I come now, in the regular course of my narrative, to an engagement between my burghers and an English force which had marched from Bethlehem to Reitz, a distance of thirty miles. This force was guided by a son of one of the Free State Members of Parliament, and, marching all night, reached Reitz just as the day began to dawn. This was a smart piece of business; and though the guide to whom its success was due was my enemy, I fully appreciated the skill which he then displayed.
The English captured ten or twelve burghers at Reitz, whither they had perhaps gone in search of the President.
I was ten miles to the west, on the farm of Blijdschap, and did not receive reports of what had happened until towards noon.
What was I to do? I could not call up men from Heilbron, Bethlehem, Vrede, or Harrismith: it would have been at least twenty-four hours before they could have arrived. All I could do was to summon Veldtcornet Vlok with some of the Parijs commandos and Veldtcornet Louwrens, and Matthijs De Beer, and the men. With these and my staff we would not number more than sixty or seventy all told.
I at once gave orders to these veldtcornets to meet me at a certain place, and they were there by the appointed hour.
My intention was to deliver a flank attack upon the English while they retreated during the night; for, as they only numbered five hundred men, I felt sure that they would not care to remain thirty miles away from their column, but would fall back upon Bethlehem.
In the afternoon I marched to within a short distance of Reitz, in order to discover the enemy's plans; then, immediately after sunset, I sent a few burghers quite close to the town, with orders to meet me again at a certain point about two thousand paces to the south, and to inform me whither the enemy were going to march. The scouts returned at ten o'clock that night, and reported that the enemy was on the march towards Harrismith. In order to reach this town they would have to start by the Bethlehem road, from which the Harrismith road forks, at about eight thousand paces from the town.
Our horses stood ready up-saddled; I had only to give the order to mount.

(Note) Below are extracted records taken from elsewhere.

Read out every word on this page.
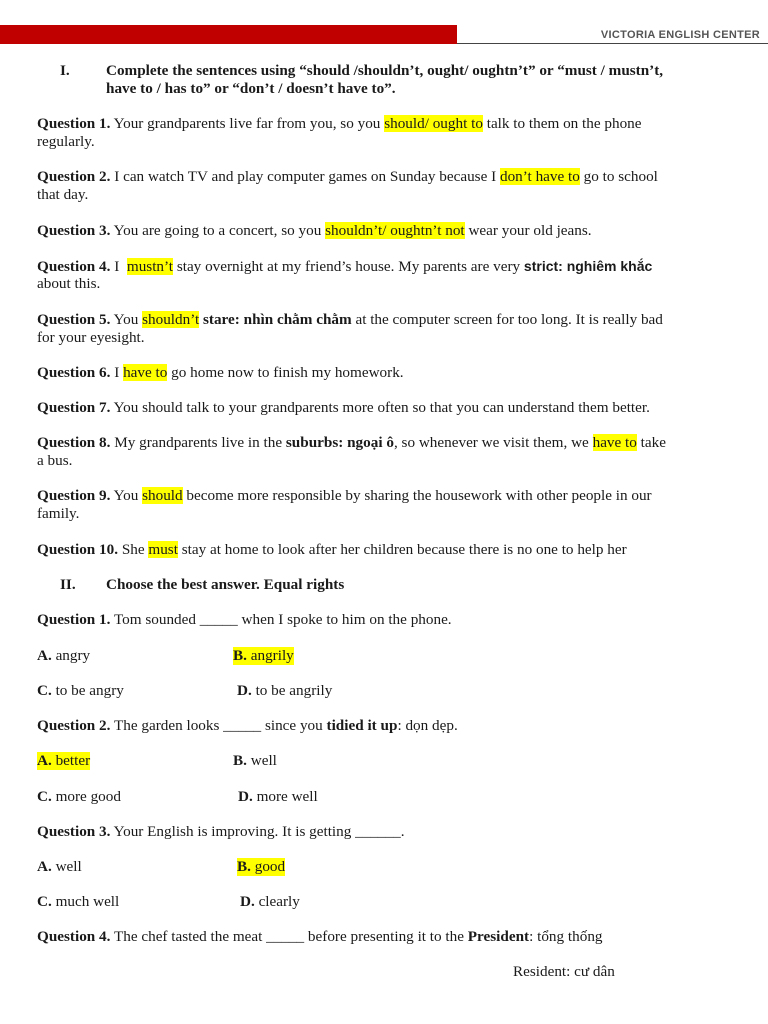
VICTORIA ENGLISH CENTER
I. Complete the sentences using “should /shouldn’t, ought/ oughtn’t” or “must / mustn’t,
have to / has to” or “don’t / doesn’t have to”.
Question 1. Your grandparents live far from you, so you should/ ought to talk to them on the phone
regularly.
Question 2. I can watch TV and play computer games on Sunday because I don’t have to go to school
that day.
Question 3. You are going to a concert, so you shouldn’t/ oughtn’t not wear your old jeans.
Question 4. I  mustn’t stay overnight at my friend’s house. My parents are very strict: nghiêm khắc
about this.
Question 5. You shouldn’t stare: nhìn chằm chằm at the computer screen for too long. It is really bad
for your eyesight.
Question 6. I have to go home now to finish my homework.
Question 7. You should talk to your grandparents more often so that you can understand them better.
Question 8. My grandparents live in the suburbs: ngoại ô, so whenever we visit them, we have to take
a bus.
Question 9. You should become more responsible by sharing the housework with other people in our
family.
Question 10. She must stay at home to look after her children because there is no one to help her
II. Choose the best answer. Equal rights
Question 1. Tom sounded _____ when I spoke to him on the phone.
A. angry	B. angrily
C. to be angry	D. to be angrily
Question 2. The garden looks _____ since you tidied it up: dọn dẹp.
A. better	B. well
C. more good	D. more well
Question 3. Your English is improving. It is getting ______.
A. well	B. good
C. much well	D. clearly
Question 4. The chef tasted the meat _____ before presenting it to the President: tổng thống
Resident: cư dân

I meant to cross the Bethlehem road and go to a deep hollow which I knew of near the Harrismith road; then, when the English appeared against the horizon, we would fire at them.

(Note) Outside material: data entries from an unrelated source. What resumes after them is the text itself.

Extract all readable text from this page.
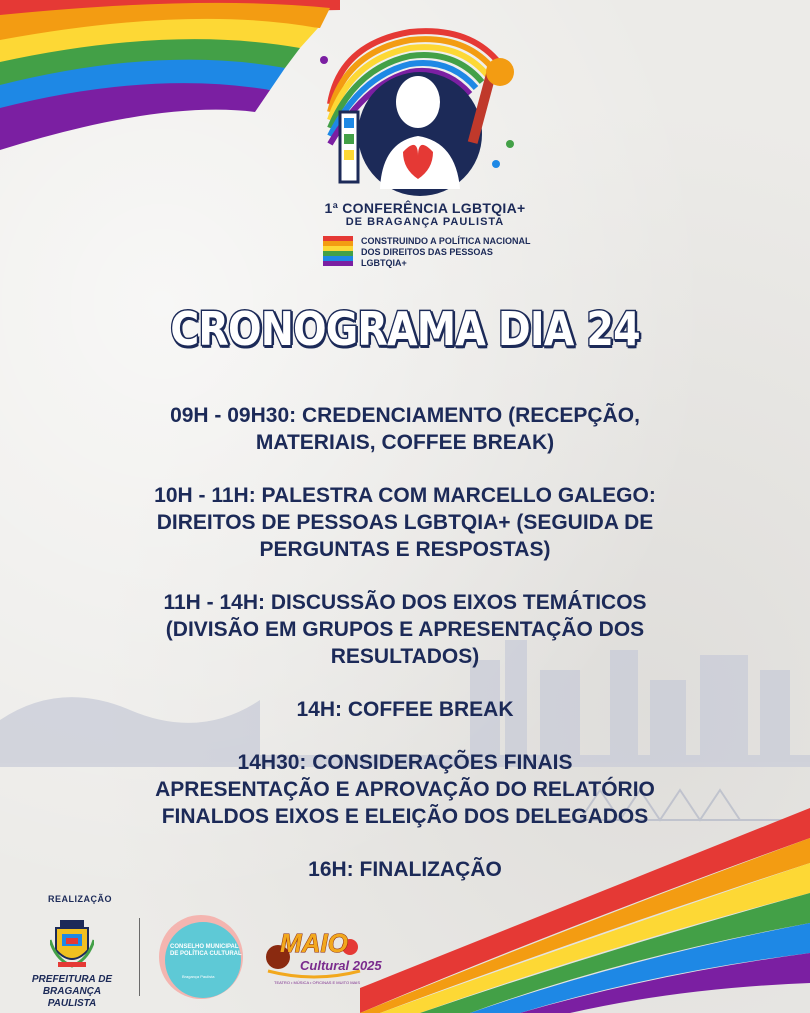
1ª CONFERÊNCIA LGBTQIA+
DE BRAGANÇA PAULISTA
CONSTRUINDO A POLÍTICA NACIONAL DOS DIREITOS DAS PESSOAS LGBTQIA+
CRONOGRAMA DIA 24
09H - 09H30: CREDENCIAMENTO (RECEPÇÃO,
MATERIAIS, COFFEE BREAK)
10H - 11H: PALESTRA COM MARCELLO GALEGO:
DIREITOS DE PESSOAS LGBTQIA+ (SEGUIDA DE
PERGUNTAS E RESPOSTAS)
11H - 14H: DISCUSSÃO DOS EIXOS TEMÁTICOS
(DIVISÃO EM GRUPOS E APRESENTAÇÃO DOS
RESULTADOS)
14H: COFFEE BREAK
14H30: CONSIDERAÇÕES FINAIS
APRESENTAÇÃO E APROVAÇÃO DO RELATÓRIO
FINALDOS EIXOS E ELEIÇÃO DOS DELEGADOS
16H: FINALIZAÇÃO
REALIZAÇÃO
PREFEITURA DE BRAGANÇA PAULISTA
CONSELHO MUNICIPAL DE POLÍTICA CULTURAL
Bragança Paulista
MAIO
Cultural 2025
TEATRO • MÚSICA • OFICINAS E MUITO MAIS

But my scouts had blundered. The English were not going to Harrismith after all. For as we came to the Bethlehem road, we nearly stumbled over them. They were riding quietly along only a short distance from us. As we were galloping they knew of our proximity before we were aware of theirs, and when we were less than two hundred paces from them they opened fire.
"Charge, burghers!"
They all heard me, but they did not all obey. About fifty of the most valiant of them galloped straight at the enemy. The rest fled.
After a short but fierce engagement we were forced to retire, as six of our men had been hit. Fortunately, their wounds were but slight, the most severe being that of my son Isaac, who had been shot through the leg below the knee.